Bartaco serves street-style tacos, family-style; the menu features more than a dozen tacos, which you order by amount (in other words, there's a blank next to each filling, and you pencil in how many you want). Fillings range from spicy chorizo and mojo pork carnitas to veggie options including cauliflower and falafel. There is also a "not tacos" section featuring some expected items (guacamole, salsas, plantains) and some less-expected (blistered shishito peppers, gazpacho).

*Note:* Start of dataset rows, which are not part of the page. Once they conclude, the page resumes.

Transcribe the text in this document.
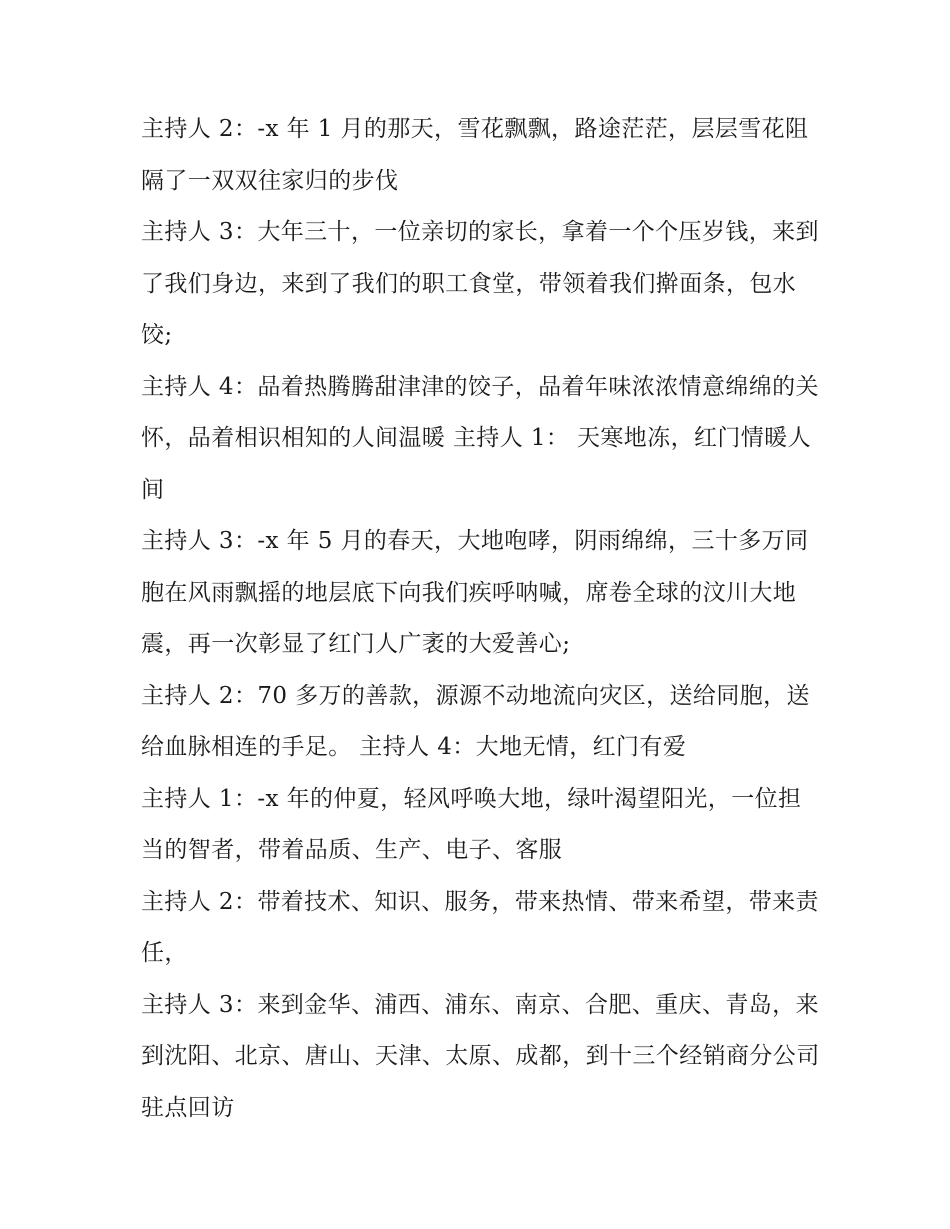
主持人 2：-x 年 1 月的那天，雪花飘飘，路途茫茫，层层雪花阻隔了一双双往家归的步伐

主持人 3：大年三十，一位亲切的家长，拿着一个个压岁钱，来到了我们身边，来到了我们的职工食堂，带领着我们擀面条，包水饺;

主持人 4：品着热腾腾甜津津的饺子，品着年味浓浓情意绵绵的关怀，品着相识相知的人间温暖 主持人 1： 天寒地冻，红门情暖人间

主持人 3：-x 年 5 月的春天，大地咆哮，阴雨绵绵，三十多万同胞在风雨飘摇的地层底下向我们疾呼呐喊，席卷全球的汶川大地震，再一次彰显了红门人广袤的大爱善心;

主持人 2：70 多万的善款，源源不动地流向灾区，送给同胞，送给血脉相连的手足。 主持人 4：大地无情，红门有爱

主持人 1：-x 年的仲夏，轻风呼唤大地，绿叶渴望阳光，一位担当的智者，带着品质、生产、电子、客服

主持人 2：带着技术、知识、服务，带来热情、带来希望，带来责任，

主持人 3：来到金华、浦西、浦东、南京、合肥、重庆、青岛，来到沈阳、北京、唐山、天津、太原、成都，到十三个经销商分公司驻点回访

Tacos range from $2.50 to $3.50; sides are $2.50 and other entrees range from $5 to $9.50

Bartaco is based in Norwalk, Conn. (about 50 miles from New York City), and opened its first store in nearby Port Chester, N.Y. — not the first area that comes to mind when you think "tacos."

"No, it isn't," Sagaria says. "But it's that coastal beach vibe ... and how this can be an escape from the day to day in a 'beach shack,' if you will. There's a lot of similarities between this one and our original one in Port Chester, which is right on the water as well."

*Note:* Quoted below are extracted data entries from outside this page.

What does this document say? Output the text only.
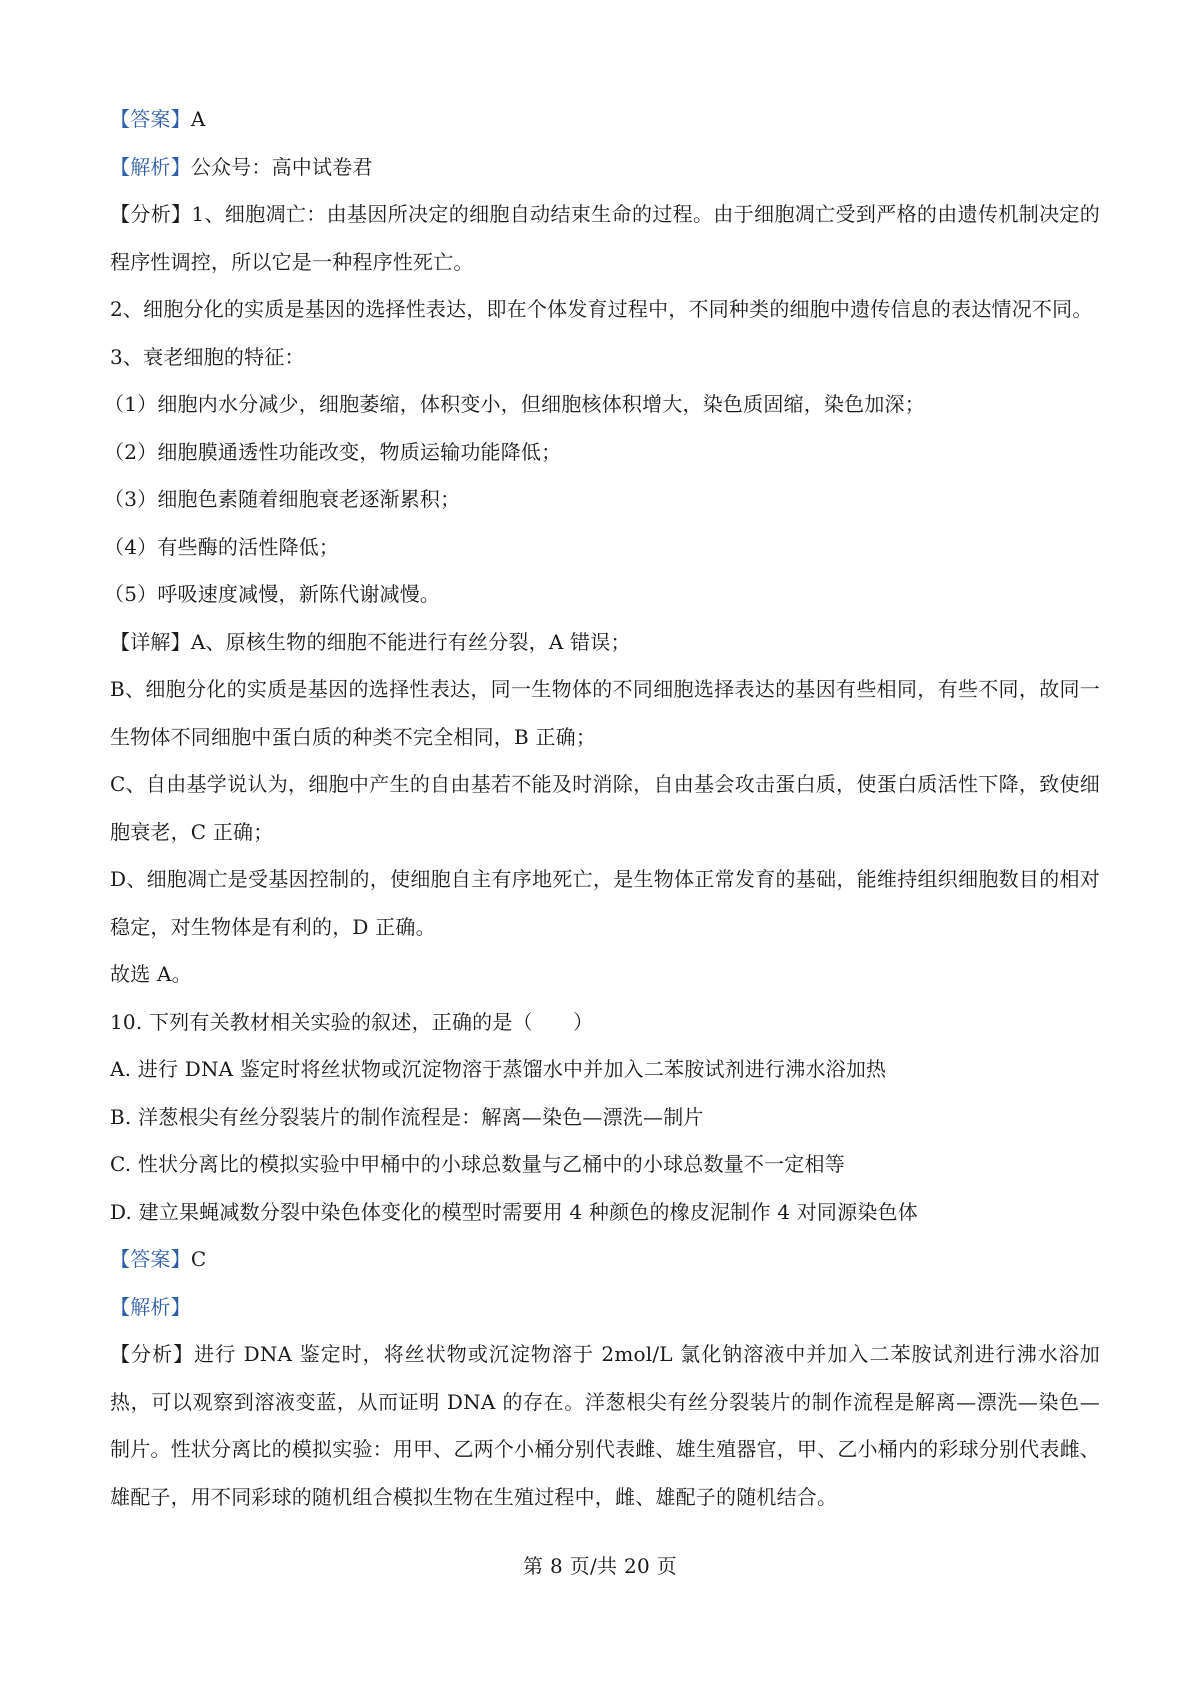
【答案】A

【解析】公众号：高中试卷君

【分析】1、细胞凋亡：由基因所决定的细胞自动结束生命的过程。由于细胞凋亡受到严格的由遗传机制决定的程序性调控，所以它是一种程序性死亡。

2、细胞分化的实质是基因的选择性表达，即在个体发育过程中，不同种类的细胞中遗传信息的表达情况不同。

3、衰老细胞的特征：

（1）细胞内水分减少，细胞萎缩，体积变小，但细胞核体积增大，染色质固缩，染色加深；

（2）细胞膜通透性功能改变，物质运输功能降低；

（3）细胞色素随着细胞衰老逐渐累积；

（4）有些酶的活性降低；

（5）呼吸速度减慢，新陈代谢减慢。

【详解】A、原核生物的细胞不能进行有丝分裂，A 错误；

B、细胞分化的实质是基因的选择性表达，同一生物体的不同细胞选择表达的基因有些相同，有些不同，故同一生物体不同细胞中蛋白质的种类不完全相同，B 正确；

C、自由基学说认为，细胞中产生的自由基若不能及时消除，自由基会攻击蛋白质，使蛋白质活性下降，致使细胞衰老，C 正确；

D、细胞凋亡是受基因控制的，使细胞自主有序地死亡，是生物体正常发育的基础，能维持组织细胞数目的相对稳定，对生物体是有利的，D 正确。

故选 A。

10. 下列有关教材相关实验的叙述，正确的是（　　）

A. 进行 DNA 鉴定时将丝状物或沉淀物溶于蒸馏水中并加入二苯胺试剂进行沸水浴加热

B. 洋葱根尖有丝分裂装片的制作流程是：解离—染色—漂洗—制片

C. 性状分离比的模拟实验中甲桶中的小球总数量与乙桶中的小球总数量不一定相等

D. 建立果蝇减数分裂中染色体变化的模型时需要用 4 种颜色的橡皮泥制作 4 对同源染色体

【答案】C

【解析】

【分析】进行 DNA 鉴定时，将丝状物或沉淀物溶于 2mol/L 氯化钠溶液中并加入二苯胺试剂进行沸水浴加热，可以观察到溶液变蓝，从而证明 DNA 的存在。洋葱根尖有丝分裂装片的制作流程是解离—漂洗—染色—制片。性状分离比的模拟实验：用甲、乙两个小桶分别代表雌、雄生殖器官，甲、乙小桶内的彩球分别代表雌、雄配子，用不同彩球的随机组合模拟生物在生殖过程中，雌、雄配子的随机结合。

第 8 页/共 20 页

OK, so Port Chester is on Long Island Sound while Bartaco Fort Worth is on the much narrower Trinity River, with a patio that's adjacent to the Trinity Trails and the river, much like its neighbor, HG Sply Co. The interior has a nautical theme as well as some quirky touches such as a turntable right at the entrance, with a stack of old records that most vinyl junkies will quickly start flipping through.

A bar takes up the center of the interior, with booths around the perimeter and tables in a more open section of the dining room. The walls are lined with photos by Bartaco co-founder Sasa Mahr-Batuz, and if that sounds like self-indulgence, Mahr-Batuz turns out to be a professional-level photographer whose work features locations all around South America, Europe and North America.

Despite Bartaco's Northeast roots, it has a North Texas connection: Jeff Carcara, CEO of Barteca Restaurant Group, has lived in the Fort Worth area (currently in Southlake) for about five years. Yes, Barteca owns Bartaco, and if that's not confusing enough, Irving-based Del Frisco's Restaurant Group recently announced a $325 millon deal to acquire Barteca.

But Sagaria says there are no plans to expand in North Texas just yet.

"Right now, we want to nail this one," he says. "We've been thoughtful with our growth so far. We've been going into a market, understanding that market and how they respond to us, what we're hearing and how we can make sure it's the right fit for that market, before we go saying that we're going to plant flags all over Dallas or Texas."